Karl Solberg, Anchorage store manager for Renewable Energy Systems of Alaska (RES), said his company expects to be especially busy next year, just before the SITC expires; installing an estimated two or three solar panel systems per week in the summer. The business has seen solid growth this year, too.
Solberg said on-the-grid projects—primarily private homes—now account for 10 to 20 percent of his company’s Anchorage business. In Fairbanks, where builders can plug into Golden Valley Electric Association’s SNAP incentive program for solar power use, RES does even more work on the grid, Solberg said.
A small 3.2 kilowatt system costs approximately $16,000, the store manager said. The federal tax credit brings it down to around $11,200.
“That’s huge,” Solberg said.
Spurred by the changing marketplace, the Alaska Housing Finance Corporation (AHFC) is working to further incorporate renewables, adding a renewable energy component to its energy-rating software. The public corporation, which funds housing projects across the state, also incentivizes renewable energy use through its Building Energy Efficiency Standards.
The new focus was triggered by rapidly developing technologies, according to John Anderson, AHFC’s director of research and rural development.
“The technology is fairly new for residential units,” Anderson said. “The savings-to-investment portion has never been there until now.”
Now that the corporation is beginning to see the lifecycle cost-benefit of renewable technology, it’s encouraging investment.
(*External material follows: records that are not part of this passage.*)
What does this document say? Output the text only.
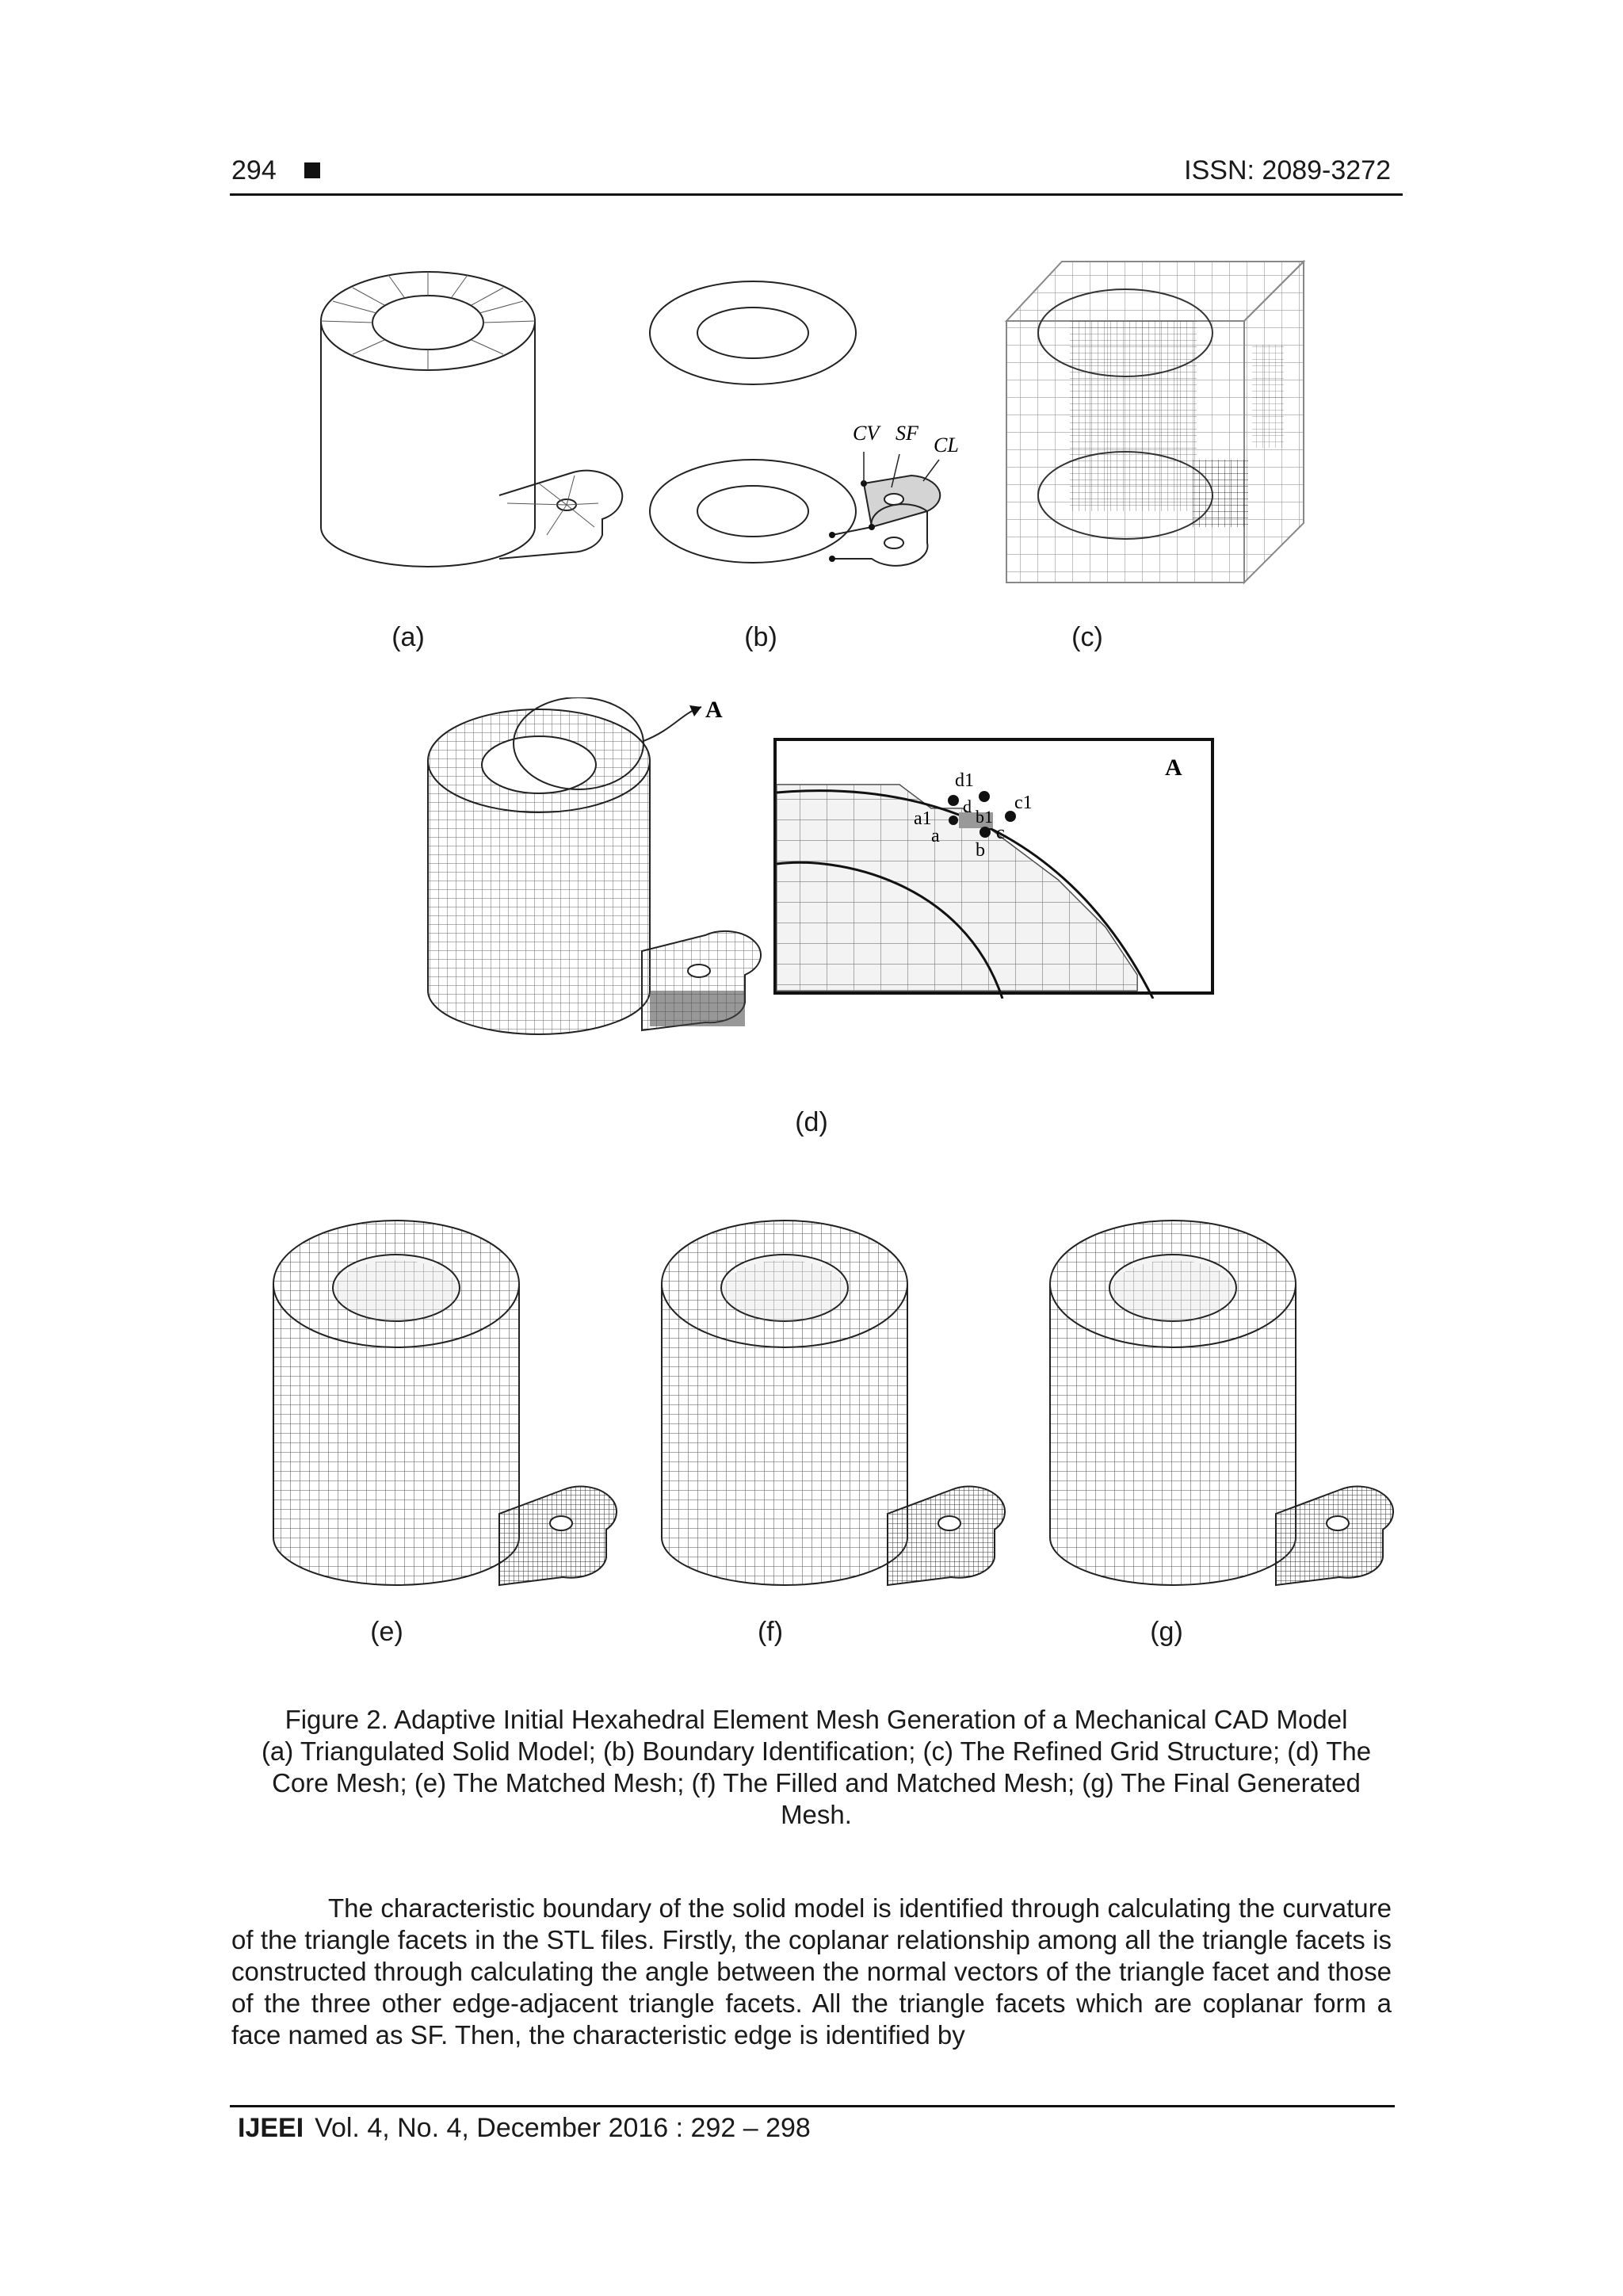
294	ISSN: 2089-3272
CV SF
CL
(a)	(b)	(c)
A
d1
c1
a1
d
b1
c
a
b
A
(d)
(e)	(f)	(g)
Figure 2. Adaptive Initial Hexahedral Element Mesh Generation of a Mechanical CAD Model
(a) Triangulated Solid Model; (b) Boundary Identification; (c) The Refined Grid Structure; (d) The Core Mesh; (e) The Matched Mesh; (f) The Filled and Matched Mesh; (g) The Final Generated Mesh.
The characteristic boundary of the solid model is identified through calculating the curvature of the triangle facets in the STL files. Firstly, the coplanar relationship among all the triangle facets is constructed through calculating the angle between the normal vectors of the triangle facet and those of the three other edge-adjacent triangle facets. All the triangle facets which are coplanar form a face named as SF. Then, the characteristic edge is identified by
IJEEI Vol. 4, No. 4, December 2016 : 292 – 298
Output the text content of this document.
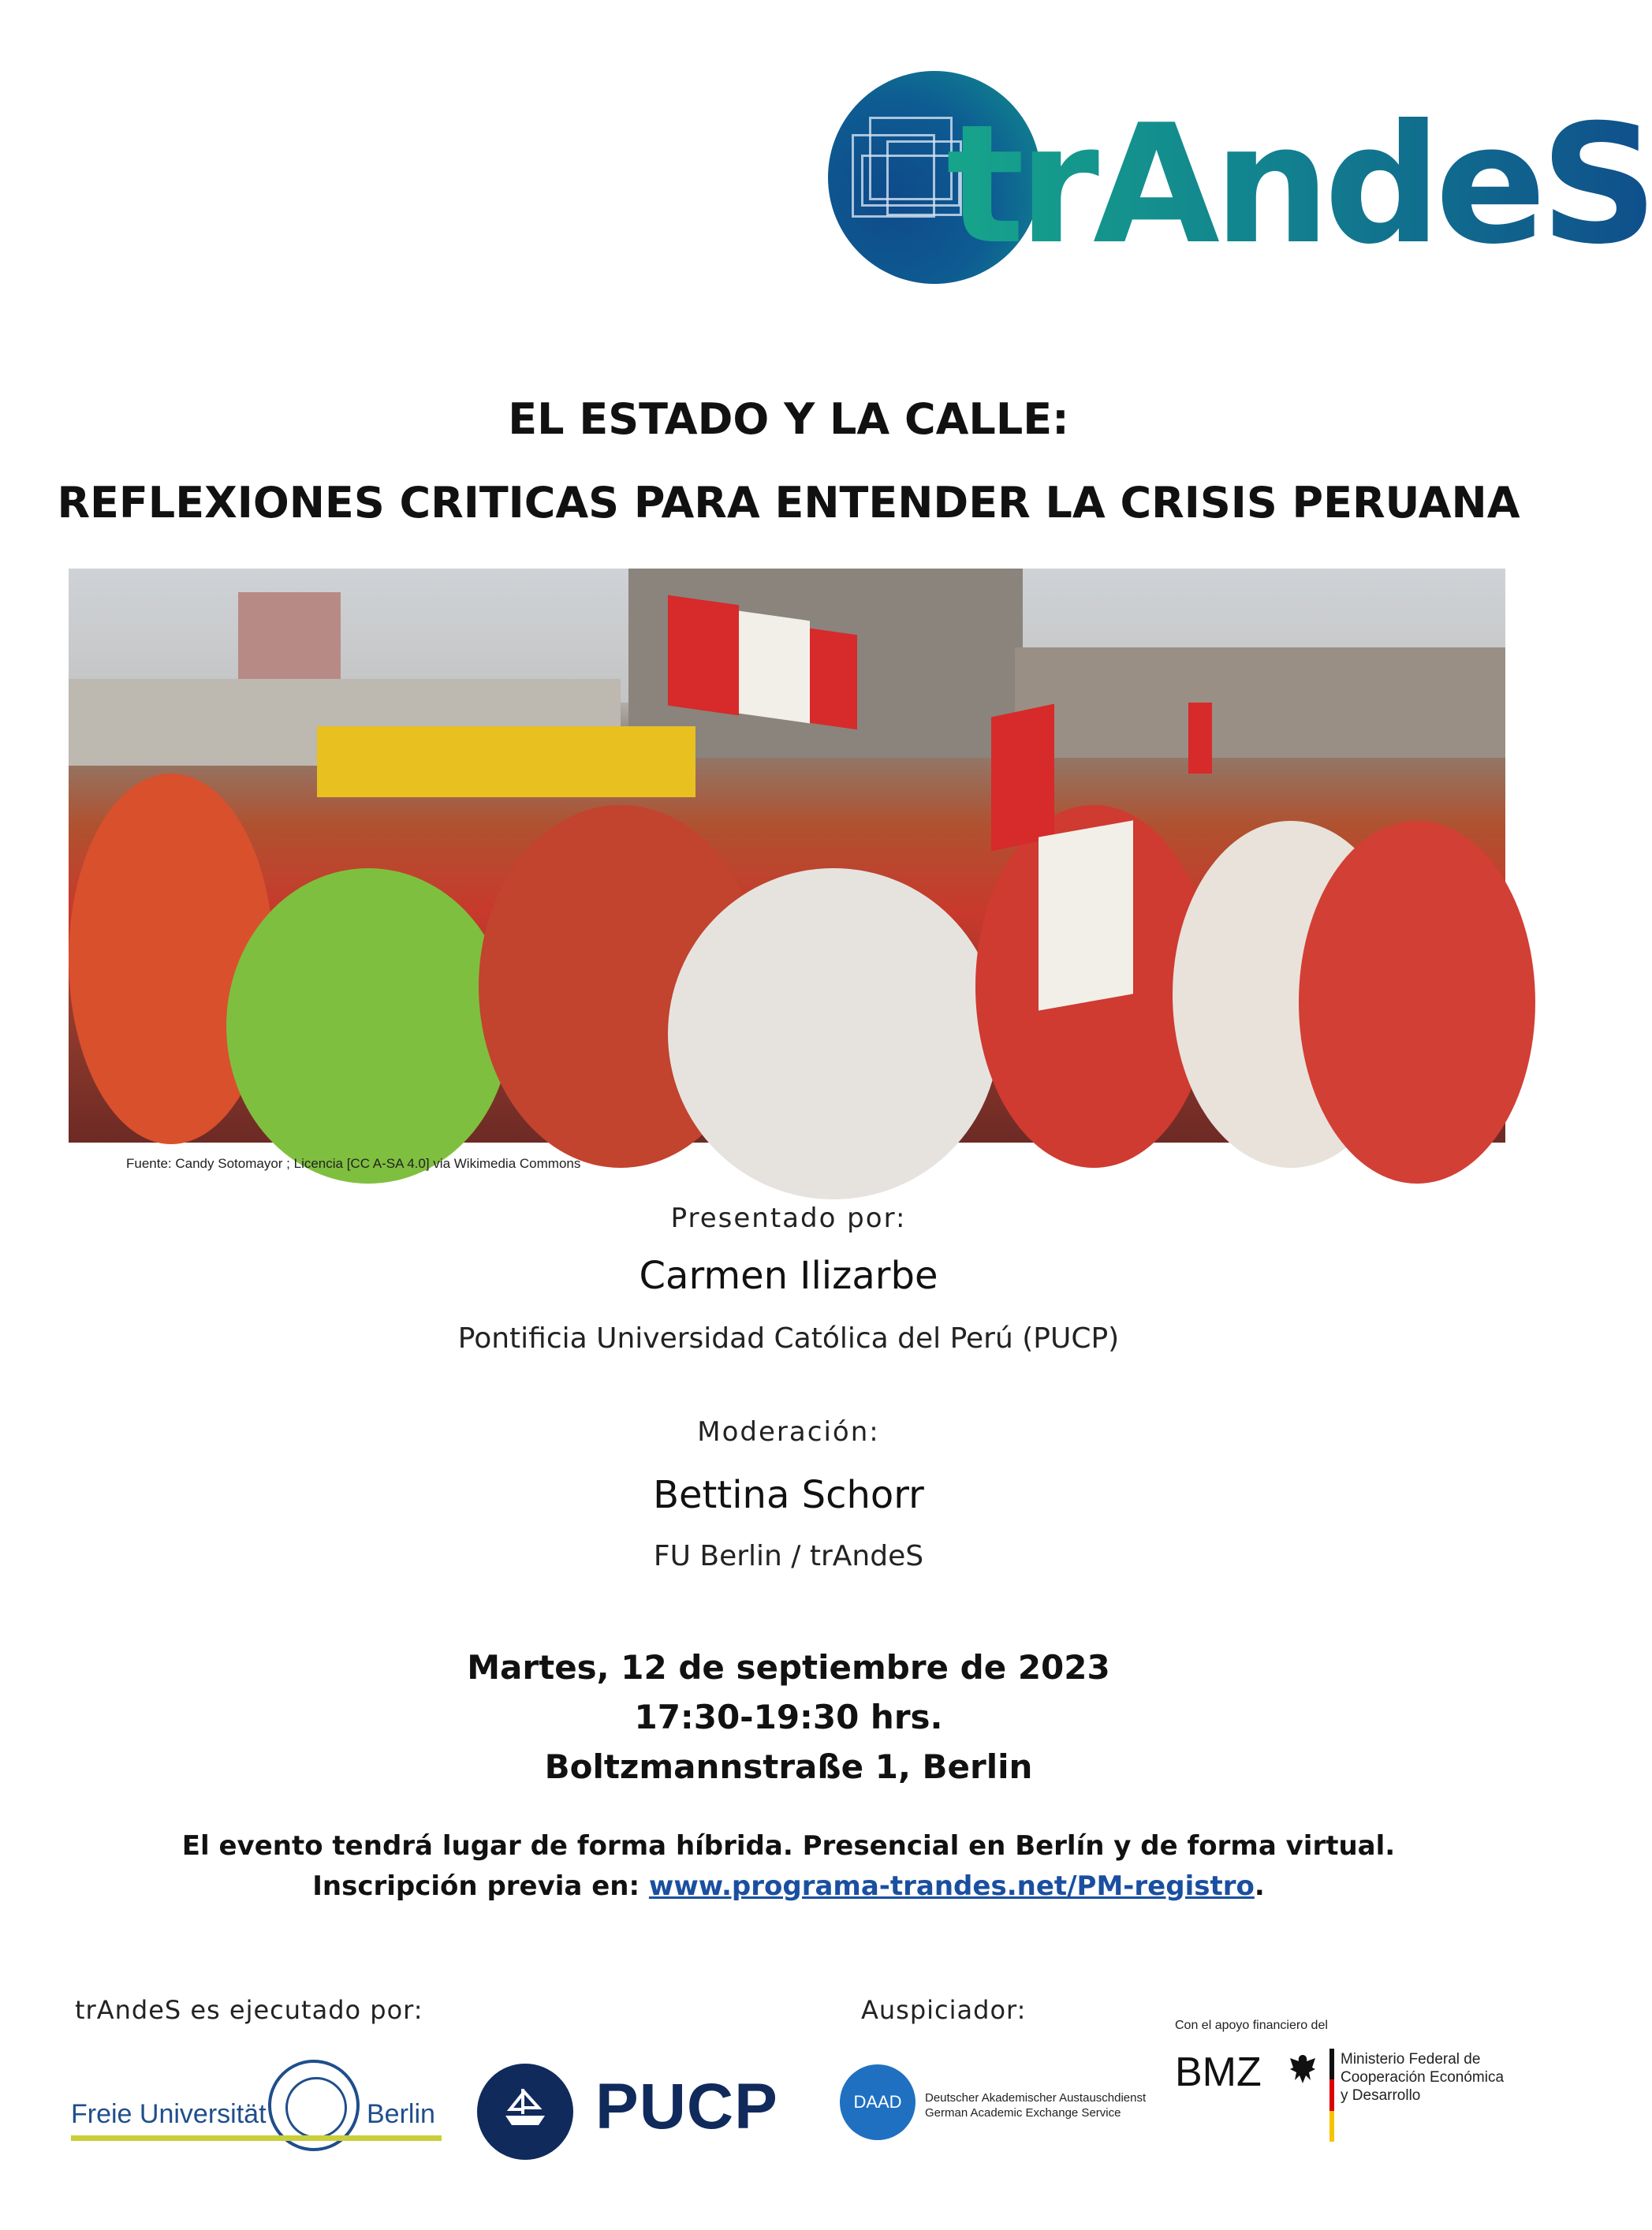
trAndeS
EL ESTADO Y LA CALLE:
REFLEXIONES CRITICAS PARA ENTENDER LA CRISIS PERUANA
Fuente: Candy Sotomayor ; Licencia [CC A-SA 4.0] via Wikimedia Commons
Presentado por:
Carmen Ilizarbe
Pontificia Universidad Católica del Perú (PUCP)
Moderación:
Bettina Schorr
FU Berlin / trAndeS
Martes, 12 de septiembre de 2023
17:30-19:30 hrs.
Boltzmannstraße 1, Berlin
El evento tendrá lugar de forma híbrida. Presencial en Berlín y de forma virtual.
Inscripción previa en: www.programa-trandes.net/PM-registro.
trAndeS es ejecutado por:	Auspiciador:
Freie Universität	Berlin PUCP	DAAD	Deutscher Akademischer Austauschdienst
German Academic Exchange Service
Con el apoyo financiero del
BMZ	Ministerio Federal de
Cooperación Económica
y Desarrollo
A growing number of developers are giving it a try. Will the swing toward solar power last?
“Right now, the way that we’re looking at it is ‘Yes,’” Anderson said. “As long as it continues to pencil.”
While Alaska’s short winter days don’t provide much energy for solar panels, the long summer sunlight hours make up for it. New monocrystalline panels are especially effective in the cold, Solberg said, making April one of the best months for generating solar power in Alaska. And unlike utility-level renewable energy projects, home solar panels have instant results.
“When you do it on your home, you’re going to see the savings immediately,” Moe said.